With the support and faith of Jane Batson, Padilla has used Embrace to help start The Unity Center and the Tessa Anderson Suicide Prevention Coalition. Jane worked tirelessly with Padilla until her passing. Her husband Jack and their daughter Shannon are still on the board of directors of Embrace along with Bob Phillips and Sally Anderson.
Embrace started as a mental health and behavioral health service dealing with addiction and family issues.
Over time, Padilla found his call to service expanding and now Embrace reaches out to veterans, and helped with the veteran’s cemetery.
Embrace is the fiscal sponsor for Chaves County Health Council and health fairs. It helps Dr. Reynaldo Martinez with his monthly medical clinic for people with low income and no insurance, and it helps the Roswell Food Bank on the third Thursday of each month. The food bank operates a mobile food pantry that feeds 60 residents through the Road runner Food Bank and the Chi program at Sunset and Pecos Elementary schools.
It was Embrace that sent Jeneva Martinez to help Elwood Parkins, a local homeless man who had been duped into making an incriminating video to clear his name. Embrace later bought his tent community the generator they had been saving up for.
With all that Padilla and Embrace do, his eyes light in passionate fire as he talks about The Unity Center. He says, “Being a father has supported my work with The Unity Center.”
Bobby Garcia runs The Unity Center at 108 E. Bland Street.
The Unity Center hosts dances, has game days every week, and is available to rent for parties when parents want a safe space for their children to celebrate.
But the thing that clearly makes Padilla the proudest is the programs that The Unity Center offers to help local teens be more self-aware, more empowered and more involved in their community.

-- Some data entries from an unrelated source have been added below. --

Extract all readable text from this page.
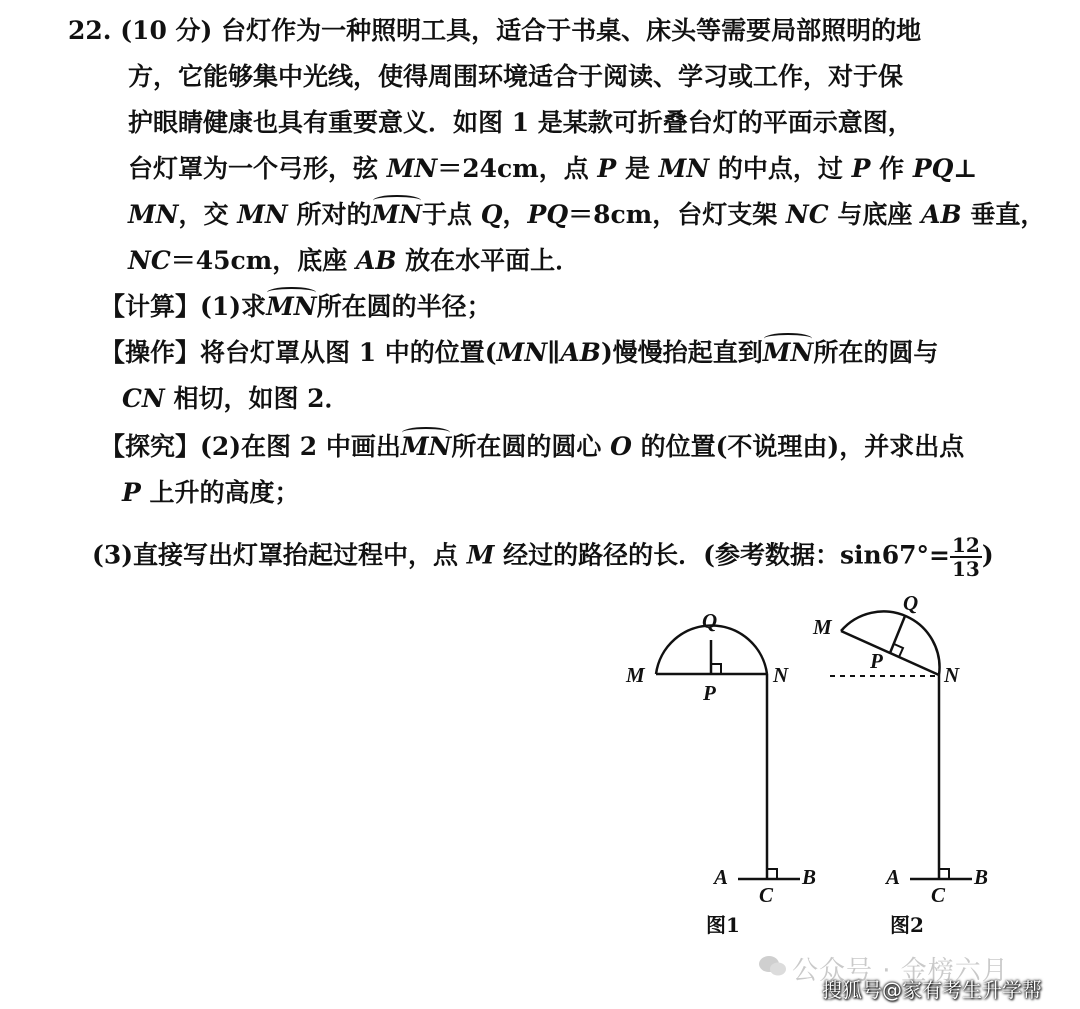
22. (10 分) 台灯作为一种照明工具，适合于书桌、床头等需要局部照明的地
方，它能够集中光线，使得周围环境适合于阅读、学习或工作，对于保
护眼睛健康也具有重要意义．如图 1 是某款可折叠台灯的平面示意图，
台灯罩为一个弓形，弦 MN＝24cm，点 P 是 MN 的中点，过 P 作 PQ⊥
MN，交 MN 所对的MN于点 Q，PQ＝8cm，台灯支架 NC 与底座 AB 垂直，
NC＝45cm，底座 AB 放在水平面上．
【计算】(1)求MN所在圆的半径；
【操作】将台灯罩从图 1 中的位置(MN∥AB)慢慢抬起直到MN所在的圆与
CN 相切，如图 2．
【探究】(2)在图 2 中画出MN所在圆的圆心 O 的位置(不说理由)，并求出点
P 上升的高度；
(3)直接写出灯罩抬起过程中，点 M 经过的路径的长．(参考数据：$\sin 67^\circ= \frac{12}{13}$ )
Q
M	N
P
A	B
C
图1
Q
M
N
P
A	B
C
图2
公众号 · 金榜六月
搜狐号@家有考生升学帮
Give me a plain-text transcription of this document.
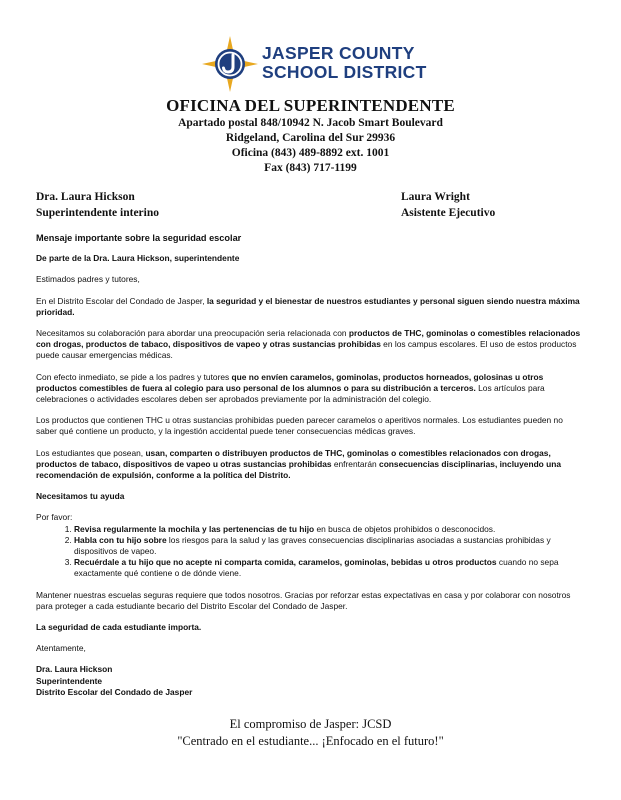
JASPER COUNTY
SCHOOL DISTRICT
OFICINA DEL SUPERINTENDENTE
Apartado postal 848/10942 N. Jacob Smart Boulevard
Ridgeland, Carolina del Sur 29936
Oficina (843) 489-8892 ext. 1001
Fax (843) 717-1199
Dra. Laura Hickson
Superintendente interino
Laura Wright
Asistente Ejecutivo

Mensaje importante sobre la seguridad escolar

De parte de la Dra. Laura Hickson, superintendente

Estimados padres y tutores,

En el Distrito Escolar del Condado de Jasper, la seguridad y el bienestar de nuestros estudiantes y personal siguen siendo nuestra máxima prioridad.

Necesitamos su colaboración para abordar una preocupación seria relacionada con productos de THC, gominolas o comestibles relacionados con drogas, productos de tabaco, dispositivos de vapeo y otras sustancias prohibidas en los campus escolares. El uso de estos productos puede causar emergencias médicas.

Con efecto inmediato, se pide a los padres y tutores que no envíen caramelos, gominolas, productos horneados, golosinas u otros productos comestibles de fuera al colegio para uso personal de los alumnos o para su distribución a terceros. Los artículos para celebraciones o actividades escolares deben ser aprobados previamente por la administración del colegio.

Los productos que contienen THC u otras sustancias prohibidas pueden parecer caramelos o aperitivos normales. Los estudiantes pueden no saber qué contiene un producto, y la ingestión accidental puede tener consecuencias médicas graves.

Los estudiantes que posean, usan, comparten o distribuyen productos de THC, gominolas o comestibles relacionados con drogas, productos de tabaco, dispositivos de vapeo u otras sustancias prohibidas enfrentarán consecuencias disciplinarias, incluyendo una recomendación de expulsión, conforme a la política del Distrito.

Necesitamos tu ayuda

Por favor:

1. Revisa regularmente la mochila y las pertenencias de tu hijo en busca de objetos prohibidos o desconocidos.
2. Habla con tu hijo sobre los riesgos para la salud y las graves consecuencias disciplinarias asociadas a sustancias prohibidas y dispositivos de vapeo.
3. Recuérdale a tu hijo que no acepte ni comparta comida, caramelos, gominolas, bebidas u otros productos cuando no sepa exactamente qué contiene o de dónde viene.

Mantener nuestras escuelas seguras requiere que todos nosotros. Gracias por reforzar estas expectativas en casa y por colaborar con nosotros para proteger a cada estudiante becario del Distrito Escolar del Condado de Jasper.

La seguridad de cada estudiante importa.

Atentamente,

Dra. Laura Hickson

Superintendente

Distrito Escolar del Condado de Jasper

El compromiso de Jasper: JCSD
"Centrado en el estudiante... ¡Enfocado en el futuro!"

Saturday, Oct. 3, the Roswell Youth Leadership Conference was held on the campus of Eastern New Mexico University-Roswell. The event ran from 11 a.m. to 3 p.m. and had speakers on the subjects of participating in the political process, the importance of civic leadership, the importance of education and the process of going to college.
There were 50 participating teens from Roswell, Hagerman, Dexter, Lake Arthur and Artesia. There were also participants from the New Mexico Youth Challenge, Eastern New Mexico University Upward Bound and the Roswell Job Corps Center.
The teens who participate in this leadership conference will be supported to become leaders, and to teach much of what they’ve learned, to the younger children, ensuring they have the tools to mentor and to lead into adulthood.
Padilla, Garcia, Martinez and the countless others who work with Embrace understand that many members of society have never learned how to deal with painful emotions, how to believe in themselves, what to expect from participating in the political process and how to get things done within it, or how to maintain a sense of self when things get tough.
“We address generations of problems, and we help people to develop new ways of being. This is not rehabilitation, this is habilitation.”
Padilla says, “Everybody has unique handling instructions.”
It’s people like Padilla who are working on giving Roswell’s teens a real chance at a healthy and focused life, with the freedom to talk about the taboo and honestly express their feelings, that are going to turn Roswell’s economy around in the long run.